- Repair revolution is catching up in the west in the last 5 years or so,indeed they make E-waste 10 fold more than asian countries. RepairCafe Bengaluru believes there's a growing need to change or relook policies, specially in our education system by linking environment to technology and repair to life skills.
In the UK in past, people learned to replace plugs on electrical appliances at school. However, repair in schools has suffered as Design and Technology (DT) was withdrawn as a compulsory subject and decreases in size. And many initiatives promoting STEM (Science Technology Engineering Maths) enrichment are keen on disassociating them from repair, which is claimed to have a ‘low status’.
The persistent notion that repair is ‘low status’ is nonsense, especially given the growth of sensor networks, smart cities and smart homes, which will necessitate more maintenance and repair than ever. These will be some of the most reliable jobs in an age of automation and outsourced everything.

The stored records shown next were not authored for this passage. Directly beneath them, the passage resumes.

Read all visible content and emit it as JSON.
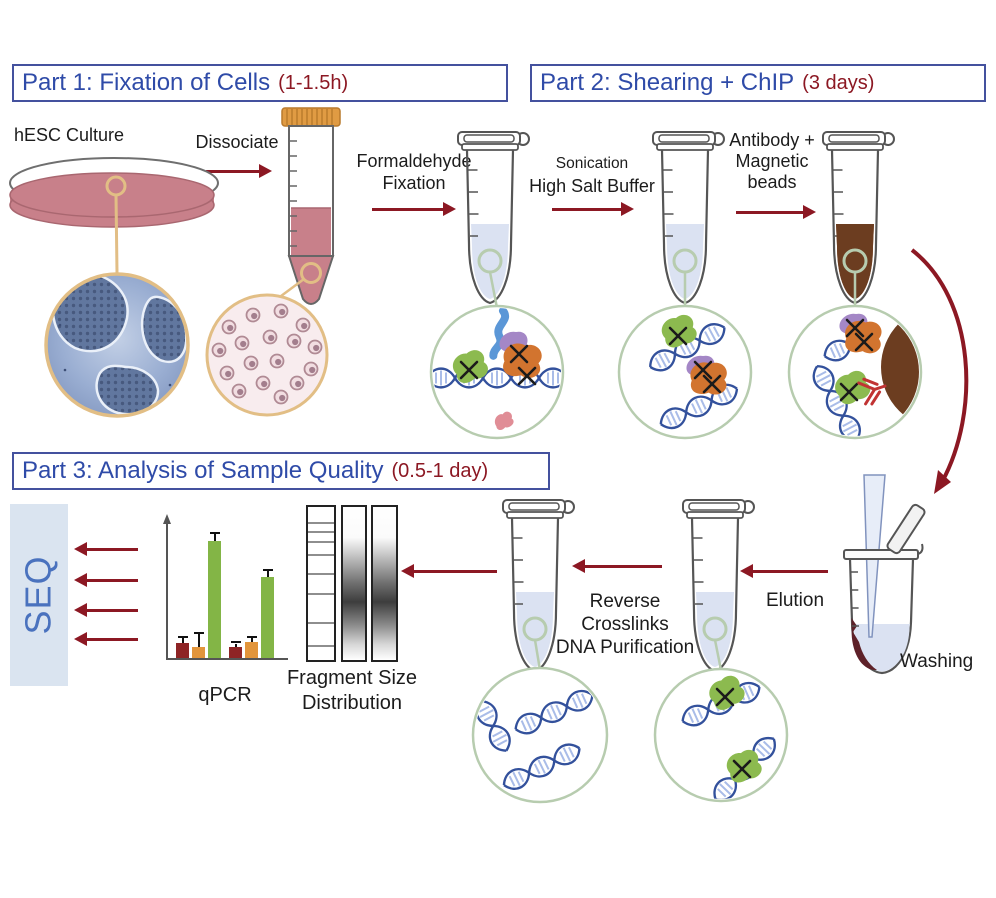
{
  "parts": {
    "p1": {
      "title": "Part 1: Fixation of Cells",
      "duration": "(1-1.5h)"
    },
    "p2": {
      "title": "Part 2: Shearing + ChIP",
      "duration": "(3 days)"
    },
    "p3": {
      "title": "Part 3: Analysis of Sample Quality",
      "duration": "(0.5-1 day)"
    }
  },
  "labels": {
    "hesc_culture": "hESC Culture",
    "dissociate": "Dissociate",
    "formaldehyde_line1": "Formaldehyde",
    "formaldehyde_line2": "Fixation",
    "sonication_line1": "Sonication",
    "sonication_line2": "High Salt Buffer",
    "antibody_line1": "Antibody +",
    "antibody_line2": "Magnetic",
    "antibody_line3": "beads",
    "washing": "Washing",
    "elution": "Elution",
    "reverse_line1": "Reverse",
    "reverse_line2": "Crosslinks",
    "reverse_line3": "DNA Purification",
    "seq": "SEQ",
    "qpcr_caption": "qPCR",
    "fragment_line1": "Fragment Size",
    "fragment_line2": "Distribution"
  },
  "colors": {
    "arrow_maroon": "#8C1823",
    "title_blue": "#2F4BA8",
    "duration_red": "#8C1823",
    "box_border": "#44519E",
    "seq_panel_bg": "#DAE4F0",
    "seq_text": "#4A72BE",
    "tube_liquid_blue": "#DBE2F2",
    "bead_brown": "#6C3D20",
    "dish_pink": "#C8808A",
    "inset_ring_green": "#B7CCAF",
    "magnifier_ring_tan": "#E2BE85"
  },
  "chart_data": {
    "type": "bar",
    "title": "qPCR",
    "categories": [
      "group 1",
      "group 2"
    ],
    "series": [
      {
        "name": "dark-red",
        "color": "#8E2425",
        "values": [
          11,
          8
        ],
        "errors": [
          4,
          3
        ]
      },
      {
        "name": "orange",
        "color": "#E2953B",
        "values": [
          8,
          12
        ],
        "errors": [
          10,
          3
        ]
      },
      {
        "name": "green",
        "color": "#83B546",
        "values": [
          89,
          61
        ],
        "errors": [
          5,
          5
        ]
      }
    ],
    "ylim": [
      0,
      100
    ],
    "axis_tick_labels_visible": false,
    "legend": "none"
  },
  "gel": {
    "lanes": [
      "ladder",
      "sample-smear",
      "sample-smear"
    ],
    "ladder_band_positions": [
      0.1,
      0.16,
      0.22,
      0.31,
      0.43,
      0.56,
      0.75,
      0.9
    ]
  }
}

Not to mention that repair teaches some of the most transferrable skills: (creative) problem-solving, team work and it serves as a real confidence-builder.

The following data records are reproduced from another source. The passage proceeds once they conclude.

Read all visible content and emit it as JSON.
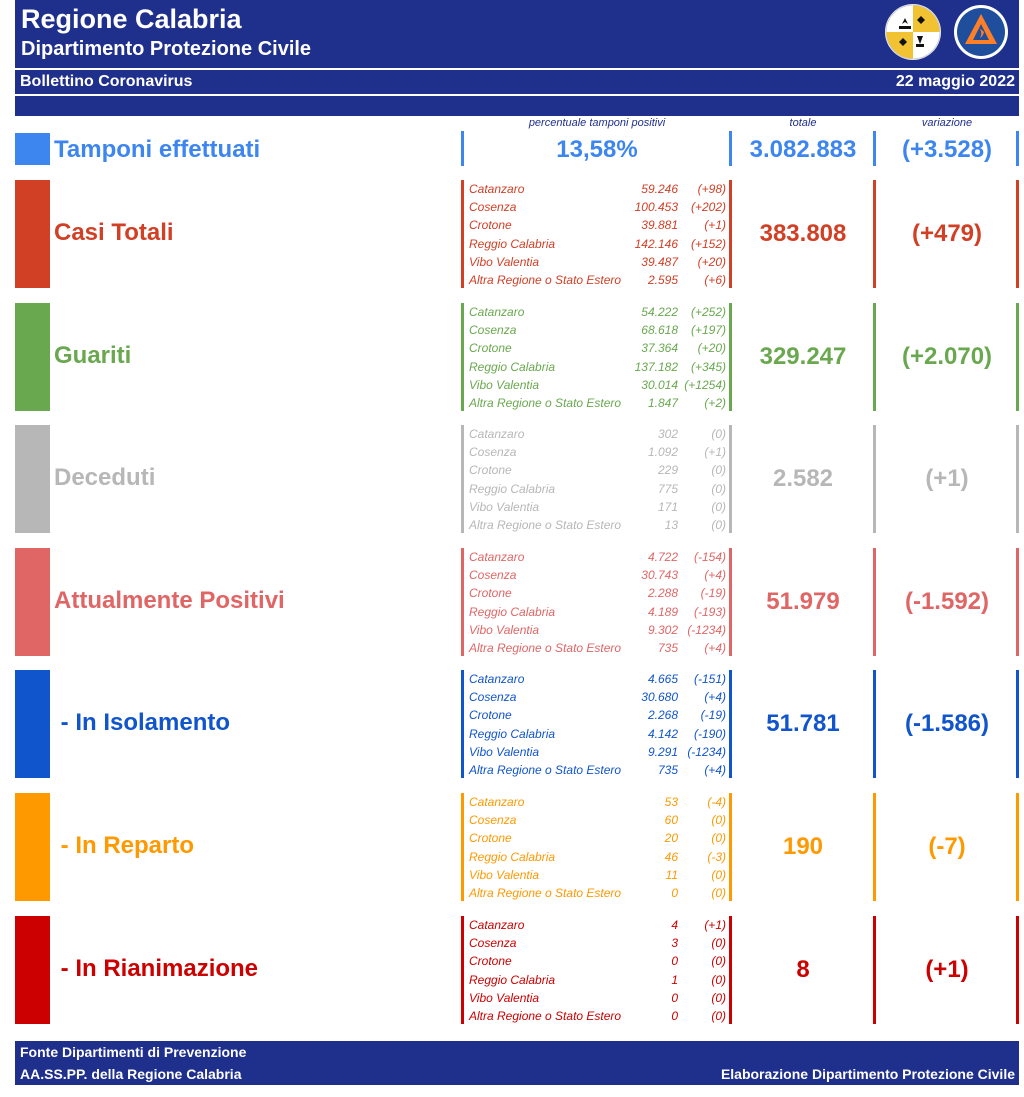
{
  "header": {
    "title": "Regione Calabria",
    "subtitle": "Dipartimento Protezione Civile",
    "bulletin": "Bollettino Coronavirus",
    "date": "22 maggio 2022",
    "logo_left": "regione-calabria-crest",
    "logo_right": "protezione-civile-regione-calabria-logo"
  },
  "columns": {
    "percent": "percentuale tamponi positivi",
    "total": "totale",
    "variation": "variazione"
  },
  "tamponi": {
    "label": "Tamponi effettuati",
    "percent": "13,58%",
    "total": "3.082.883",
    "variation": "(+3.528)",
    "color": "#3d86f0"
  },
  "sections": [
    {
      "id": "casi-totali",
      "label": "Casi Totali",
      "color": "#d13f25",
      "total": "383.808",
      "variation": "(+479)",
      "rows": [
        {
          "name": "Catanzaro",
          "value": "59.246",
          "delta": "(+98)"
        },
        {
          "name": "Cosenza",
          "value": "100.453",
          "delta": "(+202)"
        },
        {
          "name": "Crotone",
          "value": "39.881",
          "delta": "(+1)"
        },
        {
          "name": "Reggio Calabria",
          "value": "142.146",
          "delta": "(+152)"
        },
        {
          "name": "Vibo Valentia",
          "value": "39.487",
          "delta": "(+20)"
        },
        {
          "name": "Altra Regione o Stato Estero",
          "value": "2.595",
          "delta": "(+6)"
        }
      ]
    },
    {
      "id": "guariti",
      "label": "Guariti",
      "color": "#6aa84f",
      "total": "329.247",
      "variation": "(+2.070)",
      "rows": [
        {
          "name": "Catanzaro",
          "value": "54.222",
          "delta": "(+252)"
        },
        {
          "name": "Cosenza",
          "value": "68.618",
          "delta": "(+197)"
        },
        {
          "name": "Crotone",
          "value": "37.364",
          "delta": "(+20)"
        },
        {
          "name": "Reggio Calabria",
          "value": "137.182",
          "delta": "(+345)"
        },
        {
          "name": "Vibo Valentia",
          "value": "30.014",
          "delta": "(+1254)"
        },
        {
          "name": "Altra Regione o Stato Estero",
          "value": "1.847",
          "delta": "(+2)"
        }
      ]
    },
    {
      "id": "deceduti",
      "label": "Deceduti",
      "color": "#b7b7b7",
      "total": "2.582",
      "variation": "(+1)",
      "rows": [
        {
          "name": "Catanzaro",
          "value": "302",
          "delta": "(0)"
        },
        {
          "name": "Cosenza",
          "value": "1.092",
          "delta": "(+1)"
        },
        {
          "name": "Crotone",
          "value": "229",
          "delta": "(0)"
        },
        {
          "name": "Reggio Calabria",
          "value": "775",
          "delta": "(0)"
        },
        {
          "name": "Vibo Valentia",
          "value": "171",
          "delta": "(0)"
        },
        {
          "name": "Altra Regione o Stato Estero",
          "value": "13",
          "delta": "(0)"
        }
      ]
    },
    {
      "id": "attualmente-positivi",
      "label": "Attualmente Positivi",
      "color": "#e06666",
      "total": "51.979",
      "variation": "(-1.592)",
      "rows": [
        {
          "name": "Catanzaro",
          "value": "4.722",
          "delta": "(-154)"
        },
        {
          "name": "Cosenza",
          "value": "30.743",
          "delta": "(+4)"
        },
        {
          "name": "Crotone",
          "value": "2.288",
          "delta": "(-19)"
        },
        {
          "name": "Reggio Calabria",
          "value": "4.189",
          "delta": "(-193)"
        },
        {
          "name": "Vibo Valentia",
          "value": "9.302",
          "delta": "(-1234)"
        },
        {
          "name": "Altra Regione o Stato Estero",
          "value": "735",
          "delta": "(+4)"
        }
      ]
    },
    {
      "id": "in-isolamento",
      "label": " - In Isolamento",
      "color": "#1155cc",
      "total": "51.781",
      "variation": "(-1.586)",
      "rows": [
        {
          "name": "Catanzaro",
          "value": "4.665",
          "delta": "(-151)"
        },
        {
          "name": "Cosenza",
          "value": "30.680",
          "delta": "(+4)"
        },
        {
          "name": "Crotone",
          "value": "2.268",
          "delta": "(-19)"
        },
        {
          "name": "Reggio Calabria",
          "value": "4.142",
          "delta": "(-190)"
        },
        {
          "name": "Vibo Valentia",
          "value": "9.291",
          "delta": "(-1234)"
        },
        {
          "name": "Altra Regione o Stato Estero",
          "value": "735",
          "delta": "(+4)"
        }
      ]
    },
    {
      "id": "in-reparto",
      "label": " - In Reparto",
      "color": "#ff9900",
      "total": "190",
      "variation": "(-7)",
      "rows": [
        {
          "name": "Catanzaro",
          "value": "53",
          "delta": "(-4)"
        },
        {
          "name": "Cosenza",
          "value": "60",
          "delta": "(0)"
        },
        {
          "name": "Crotone",
          "value": "20",
          "delta": "(0)"
        },
        {
          "name": "Reggio Calabria",
          "value": "46",
          "delta": "(-3)"
        },
        {
          "name": "Vibo Valentia",
          "value": "11",
          "delta": "(0)"
        },
        {
          "name": "Altra Regione o Stato Estero",
          "value": "0",
          "delta": "(0)"
        }
      ]
    },
    {
      "id": "in-rianimazione",
      "label": " - In Rianimazione",
      "color": "#cc0000",
      "total": "8",
      "variation": "(+1)",
      "rows": [
        {
          "name": "Catanzaro",
          "value": "4",
          "delta": "(+1)"
        },
        {
          "name": "Cosenza",
          "value": "3",
          "delta": "(0)"
        },
        {
          "name": "Crotone",
          "value": "0",
          "delta": "(0)"
        },
        {
          "name": "Reggio Calabria",
          "value": "1",
          "delta": "(0)"
        },
        {
          "name": "Vibo Valentia",
          "value": "0",
          "delta": "(0)"
        },
        {
          "name": "Altra Regione o Stato Estero",
          "value": "0",
          "delta": "(0)"
        }
      ]
    }
  ],
  "footer": {
    "source_line1": "Fonte Dipartimenti di Prevenzione",
    "source_line2": "AA.SS.PP.  della Regione Calabria",
    "credit": "Elaborazione Dipartimento Protezione Civile"
  }
}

Also, what is the consequence of schools accepting and reinforcing this ‘low status’ attached to repair and care, in an age of shrinking education budgets? How can schools continue to ignore care and repair of their own computers?
Lastly, if in the UK students attempting to get a place at universities, as elsewhere, are judged on their contributions to community and civic spirit – what better way to achieve this, than through activities like the Restart Party or Réparothon, providing a service to the community and sharing valuable skills.
This above piece is a data reflected from an international charity working on repair as a mainstream skill and concern in UK.
Repair cafe Bengaluru is eager to work it's way forward in introducing repair courses and enrichments in schools across Bangalore.